Kural olarak ispat yükü kendisine düşen taraf o vakıayı başka delillerle ispat edemezse son çare olarak yemin deliline başvurulması gerekmektedir. Yemin teklifine dayanan taraf bunu dava dilekçesinde veya cevap dilekçesinde açıkça belirtmesi gerekir. Mahkeme ancak bu halde (dava dilekçesinde veya cevap layihasında yemin deliline dayanıldığının bildirilmesi halinde) yemin teklifini hatırlatmakla yükümlüdür. İspat yükü üzerinde olan davacı taraf dava dilekçesinde yemin deliline dayanmadığından yemin deliline de başvurulamamış olup davanın reddi yolunda aşağıdaki şekilde hüküm tesis edilmiştir. Davalı taraf davacının kötüniyetli olduğunu ispat edemediğinden davalı tarafın kötüniyet tazminatı talebi de reddedilmiştir.

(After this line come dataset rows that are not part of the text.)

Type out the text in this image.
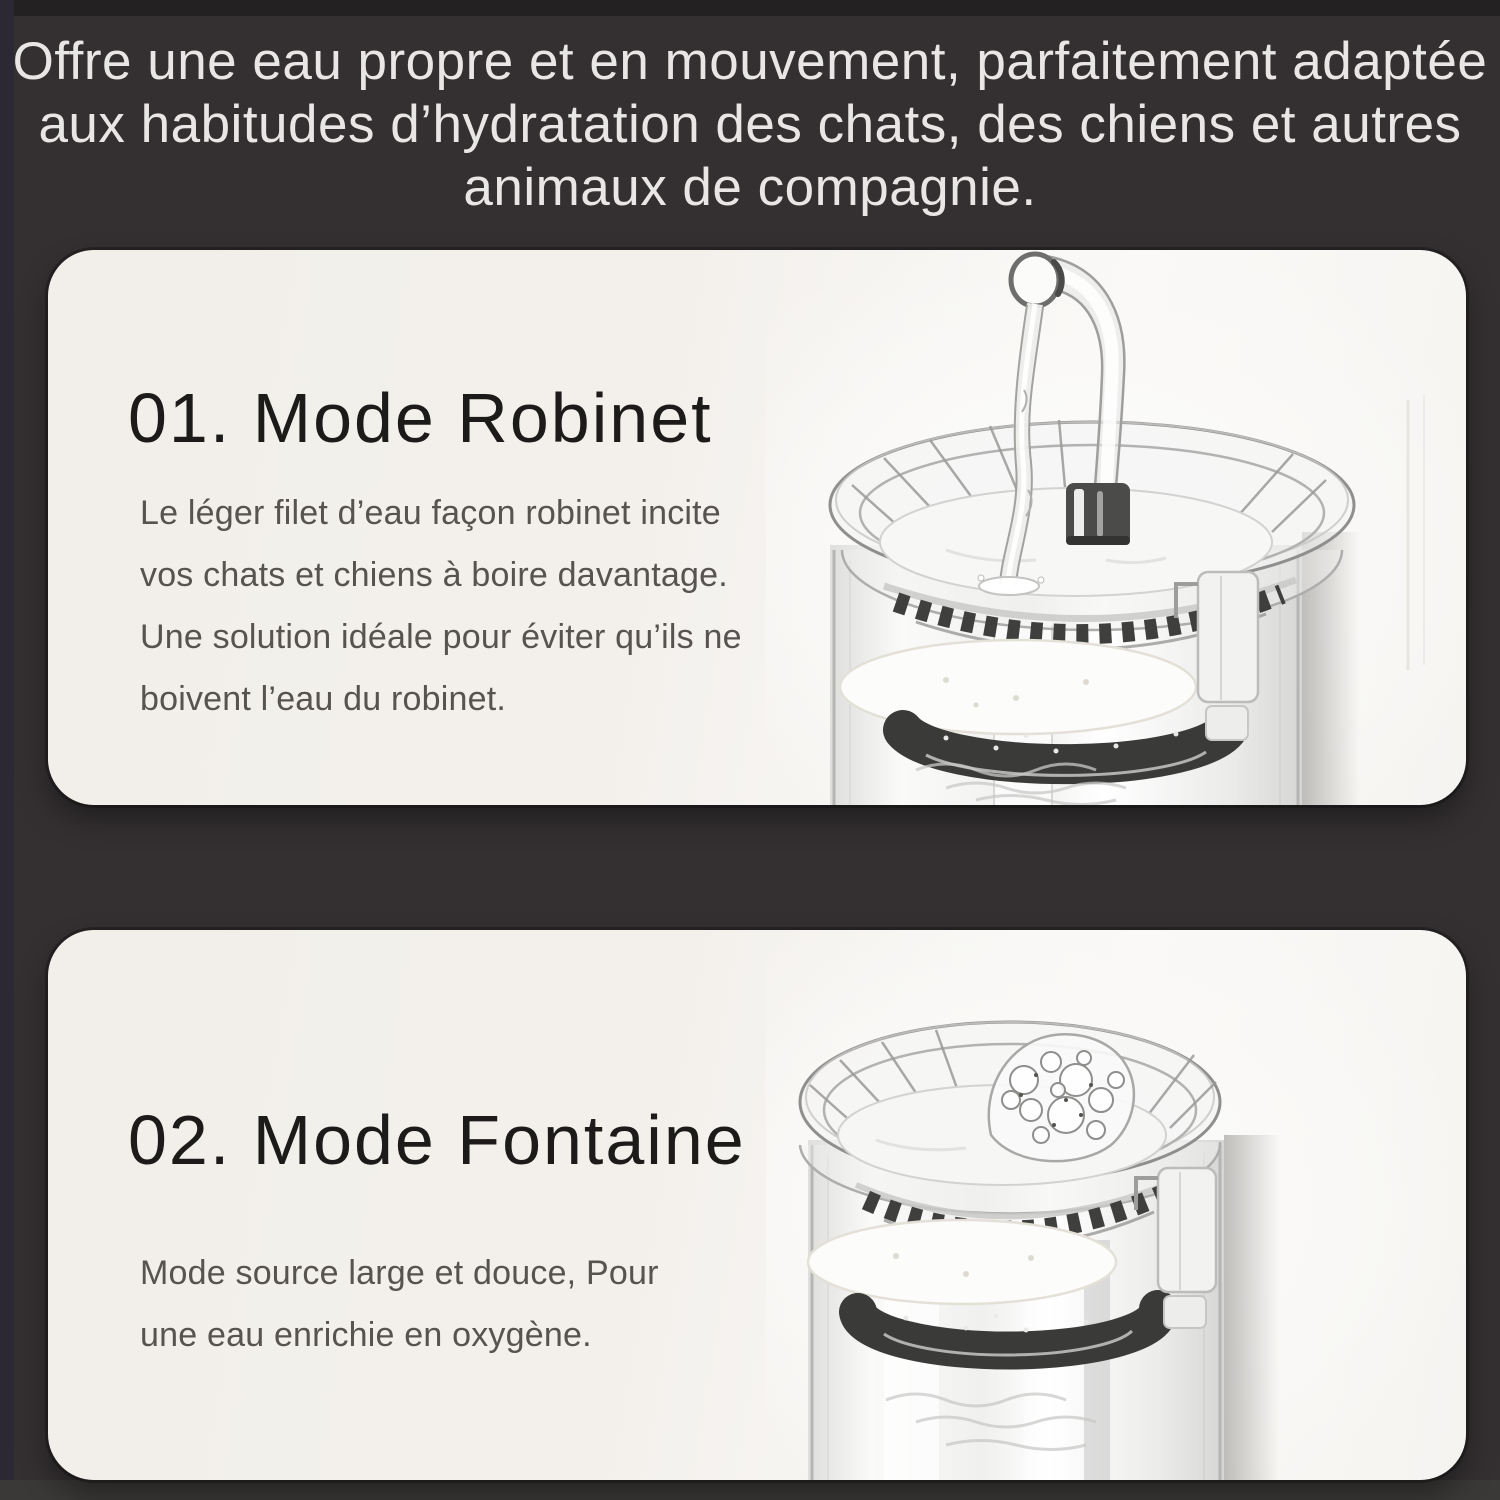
Offre une eau propre et en mouvement, parfaitement adaptée
aux habitudes d’hydratation des chats, des chiens et autres
animaux de compagnie.
01. Mode Robinet

Le léger filet d’eau façon robinet incite
vos chats et chiens à boire davantage.
Une solution idéale pour éviter qu’ils ne
boivent l’eau du robinet.

02. Mode Fontaine

Mode source large et douce, Pour
une eau enrichie en oxygène.
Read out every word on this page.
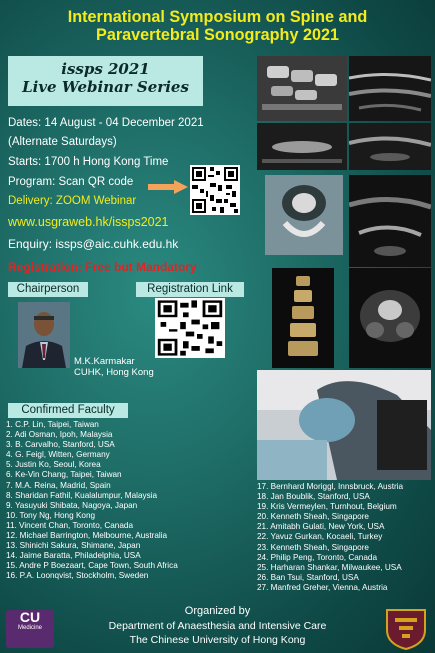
International Symposium on Spine and
Paravertebral Sonography 2021
issps 2021
Live Webinar Series
Dates: 14 August - 04 December 2021
(Alternate Saturdays)
Starts: 1700 h Hong Kong Time
Program: Scan QR code
Delivery: ZOOM Webinar
www.usgraweb.hk/issps2021
Enquiry: issps@aic.cuhk.edu.hk
Registration: Free but Mandatory
Chairperson
M.K.Karmakar
CUHK, Hong Kong
Registration Link
Confirmed Faculty
1. C.P. Lin, Taipei, Taiwan
2. Adi Osman, Ipoh, Malaysia
3. B. Carvalho, Stanford, USA
4. G. Feigl, Witten, Germany
5. Justin Ko, Seoul, Korea
6. Ke-Vin Chang, Taipei, Taiwan
7. M.A. Reina, Madrid, Spain
8. Sharidan Fathil, Kualalumpur, Malaysia
9. Yasuyuki Shibata, Nagoya, Japan
10. Tony Ng, Hong Kong
11. Vincent Chan, Toronto, Canada
12. Michael Barrington, Melbourne, Australia
13. Shinichi Sakura, Shimane, Japan
14. Jaime Baratta, Philadelphia, USA
15. Andre P Boezaart, Cape Town, South Africa
16. P.A. Loonqvist, Stockholm, Sweden
17. Bernhard Moriggl, Innsbruck, Austria
18. Jan Boublik, Stanford, USA
19. Kris Vermeylen, Turnhout, Belgium
20. Kenneth Sheah, Singapore
21. Amitabh Gulati, New York, USA
22. Yavuz Gurkan, Kocaeli, Turkey
23. Kenneth Sheah, Singapore
24. Philip Peng, Toronto, Canada
25. Harharan Shankar, Milwaukee, USA
26. Ban Tsui, Stanford, USA
27. Manfred Greher, Vienna, Austria
Organized by
Department of Anaesthesia and Intensive Care
The Chinese University of Hong Kong
CU
Medicine
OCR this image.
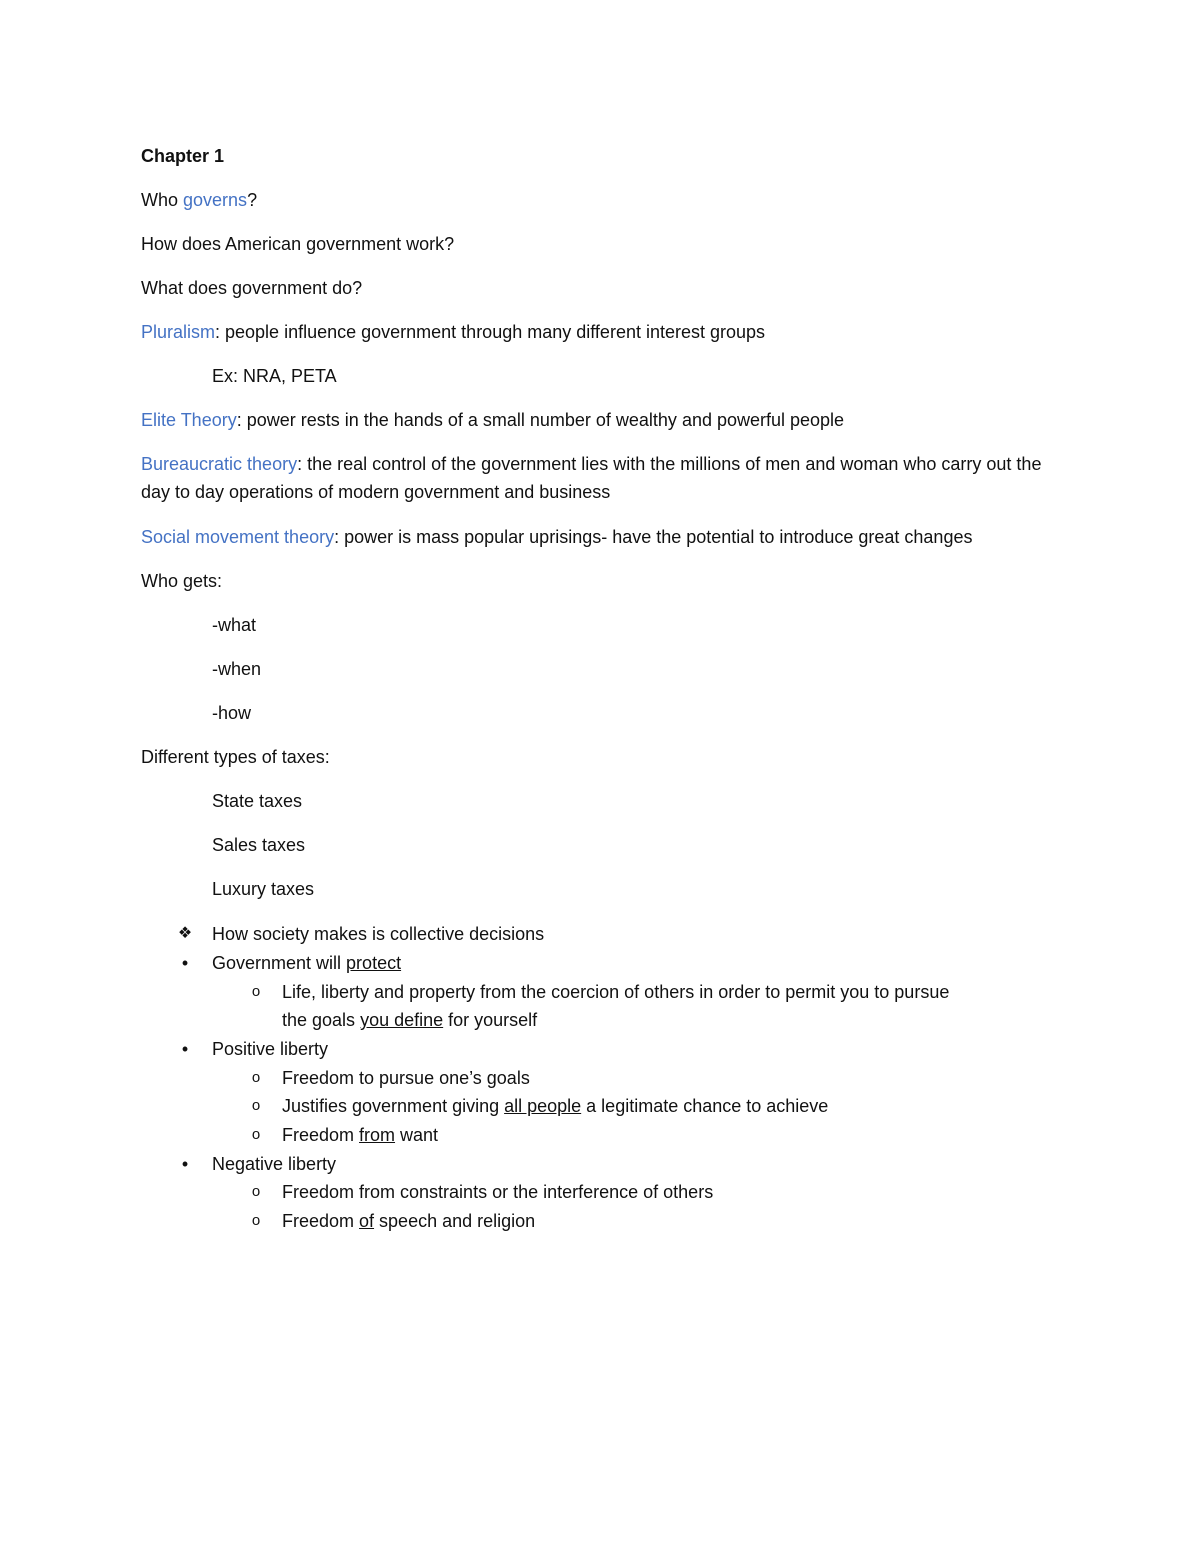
Chapter 1
Who governs?
How does American government work?
What does government do?
Pluralism: people influence government through many different interest groups
Ex: NRA, PETA
Elite Theory: power rests in the hands of a small number of wealthy and powerful people
Bureaucratic theory: the real control of the government lies with the millions of men and woman who carry out the day to day operations of modern government and business
Social movement theory: power is mass popular uprisings- have the potential to introduce great changes
Who gets:
-what
-when
-how
Different types of taxes:
State taxes
Sales taxes
Luxury taxes
❖ How society makes is collective decisions
•	Government will protect
o	Life, liberty and property from the coercion of others in order to permit you to pursue
the goals you define for yourself
•	Positive liberty
o	Freedom to pursue one’s goals
o	Justifies government giving all people a legitimate chance to achieve
o	Freedom from want
•	Negative liberty
o	Freedom from constraints or the interference of others
o	Freedom of speech and religion
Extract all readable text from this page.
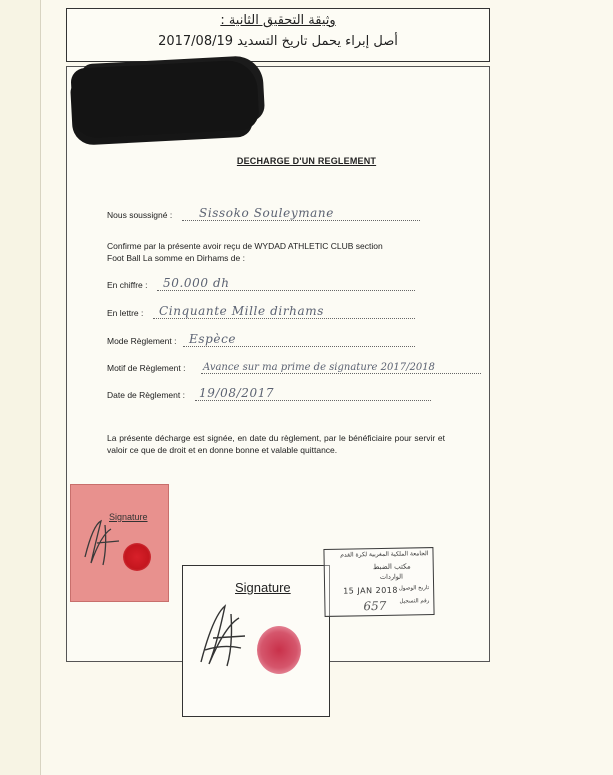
وثيقة التحقيق الثانية :
أصل إبراء يحمل تاريخ التسديد 2017/08/19
DECHARGE D'UN REGLEMENT
Nous soussigné : Sissoko Souleymane
Confirme par la présente avoir reçu de WYDAD ATHLETIC CLUB section
Foot Ball La somme en Dirhams de :
En chiffre : 50.000 dh
En lettre : Cinquante Mille dirhams
Mode Règlement : Espèce
Motif de Règlement : Avance sur ma prime de signature 2017/2018
Date de Règlement : 19/08/2017
La présente décharge est signée, en date du règlement, par le bénéficiaire pour servir et valoir ce que de droit et en donne bonne et valable quittance.
Signature
Signature
الجامعة الملكية المغربية لكرة القدم
مكتب الضبط
الواردات
15 JAN 2018 تاريخ الوصول
657 رقم التسجيل
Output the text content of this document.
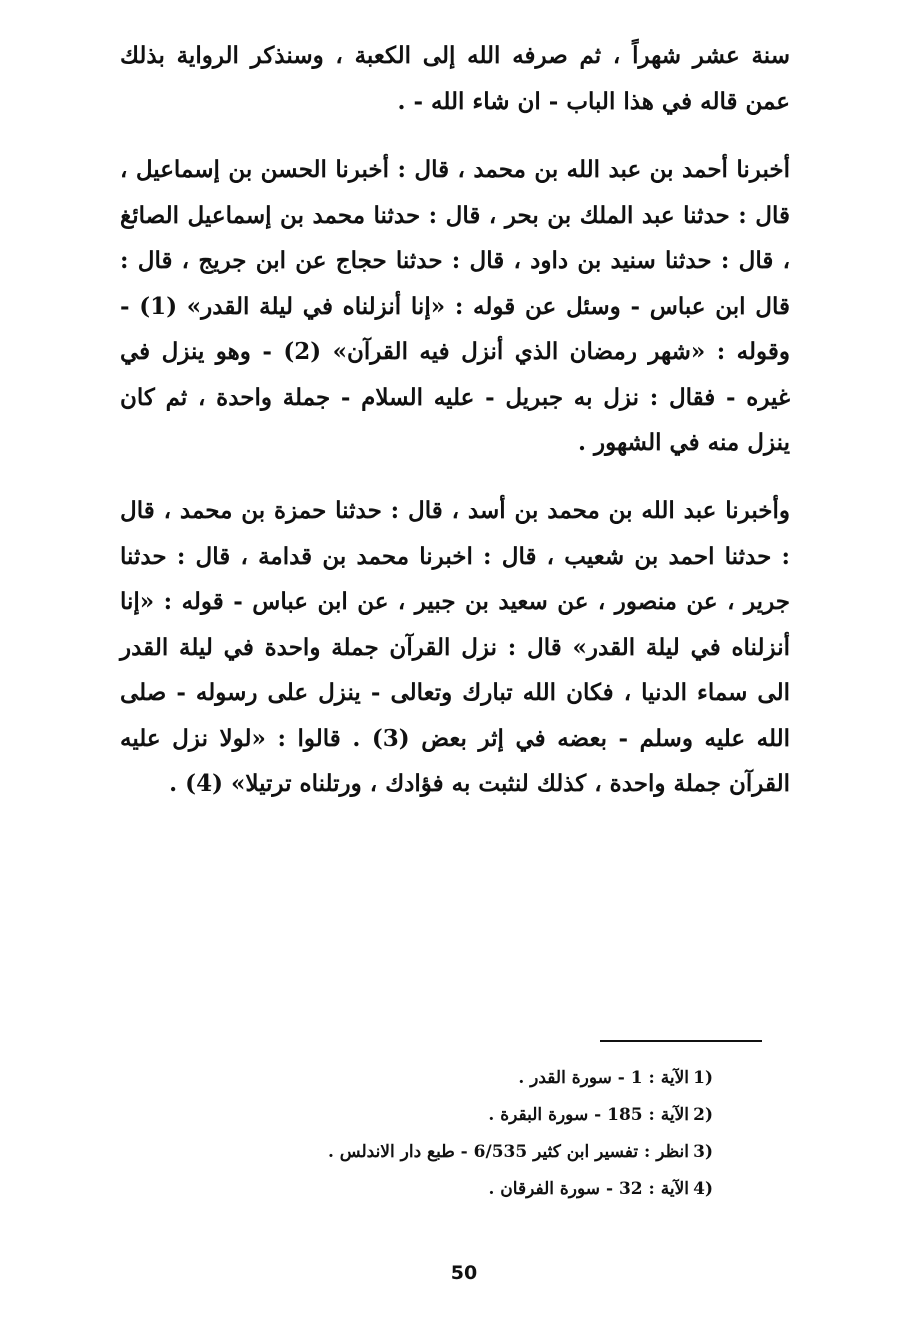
سنة عشر شهراً ، ثم صرفه الله إلى الكعبة ، وسنذكر الرواية بذلك عمن قاله في هذا الباب - ان شاء الله - .
أخبرنا أحمد بن عبد الله بن محمد ، قال : أخبرنا الحسن بن إسماعيل ، قال : حدثنا عبد الملك بن بحر ، قال : حدثنا محمد بن إسماعيل الصائغ ، قال : حدثنا سنيد بن داود ، قال : حدثنا حجاج عن ابن جريج ، قال : قال ابن عباس - وسئل عن قوله : «إنا أنزلناه في ليلة القدر» (1) - وقوله : «شهر رمضان الذي أنزل فيه القرآن» (2) - وهو ينزل في غيره - فقال : نزل به جبريل - عليه السلام - جملة واحدة ، ثم كان ينزل منه في الشهور .
وأخبرنا عبد الله بن محمد بن أسد ، قال : حدثنا حمزة بن محمد ، قال : حدثنا احمد بن شعيب ، قال : اخبرنا محمد بن قدامة ، قال : حدثنا جرير ، عن منصور ، عن سعيد بن جبير ، عن ابن عباس - قوله : «إنا أنزلناه في ليلة القدر» قال : نزل القرآن جملة واحدة في ليلة القدر الى سماء الدنيا ، فكان الله تبارك وتعالى - ينزل على رسوله - صلى الله عليه وسلم - بعضه في إثر بعض (3) . قالوا : «لولا نزل عليه القرآن جملة واحدة ، كذلك لنثبت به فؤادك ، ورتلناه ترتيلا» (4) .
(1
الآية : 1 - سورة القدر .
(2
الآية : 185 - سورة البقرة .
(3
انظر : تفسير ابن كثير 6/535 - طبع دار الاندلس .
(4
الآية : 32 - سورة الفرقان .
50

H Ü K Ü M: Gerekçesi yukarıda açıklandığı üzere;
Davanın KISMEN KABULÜ İLE,
1-Davalının ——. Sayılı takip dosyasına yapmış olduğu itirazının kısmen iptali ile, takibin 5.128,99 TL asıl alacak üzerinden devamına, fazlaya ilişkin talebin reddine,
2-Davalının talep ettiği kötüniyet tazminatı talebinin REDDİNE,
3-Alınması gerekli karar ve ilam harcı olan 350,36 TL’nin dava açılırken davacı tarafça peşin olarak yatırılan 81,09 TL’nin mahsubu ile bakiye kalan 269,27 TL harcın davalıdan tahsili ile hazineye irat kaydına,
4-Davacı tarafından yatırılan 54,40 TL başvurma harcı, 81,09 TL peşin harcı olmak üzere toplam 135,49 TL harcın davalıdan alınarak davacıya verilmesine,
5-Davacı tarafından yapılan 3.000,00 TL bilirkişi ücreti, 600,00 TL posta gideri olmak üzere toplam 3.600,00 TL yargılama giderinin davada haklı çıktığı %76,39 oranında olmak üzere 2,750,00 TL sinin davalıdan tahsili ile davacıya verilmesine, bakiye kısmın davacı üzerinde bırakılmasına,
6-Davalı tarafından yapılan yargılama gideri bulunmadığından bu hususta karar verilmesine yer olmadığına,
7-Davacı kendisini vekil ile temsil ettirdiğinden kabul edilen kısım için karar tarihinde yürürlükte bulunan AAÜT’ ye göre belirlenen 5.128,98 TL vekalet ücretinin davalıdan tahsili ile davacıya verilmesine,
8-Davalı kendisini vekil ile temsil ettirdiğinden reddedilen kısım için karar tarihinde yürürlükte bulunan AAÜT’ ye göre belirlenen 1.585,02 TL vekalet ücretinin davacıdan tahsili ile davalıya ödenmesine,
9-Suçüstü ödeneğinden karşılanan 1.320,00 TL arabuluculuk ücretinin, davacının davada haklı çıktığı %76,39 oranında olmak üzere 1.008,35 TL sinin davalıdan, 311,65 TL sinin davacıdan alınarak hazineye gelir kaydına,
10-Kararın kesinleşmesi halinde kullanılmayan gider avansının ilgili tarafa iadesine,Dair davacı vekilinin ve davalı vekilinin yüzüne karşı, miktar itibari ile KESİN olmak üzere verilen karar, açıkça okunup, usulen anlatıldı.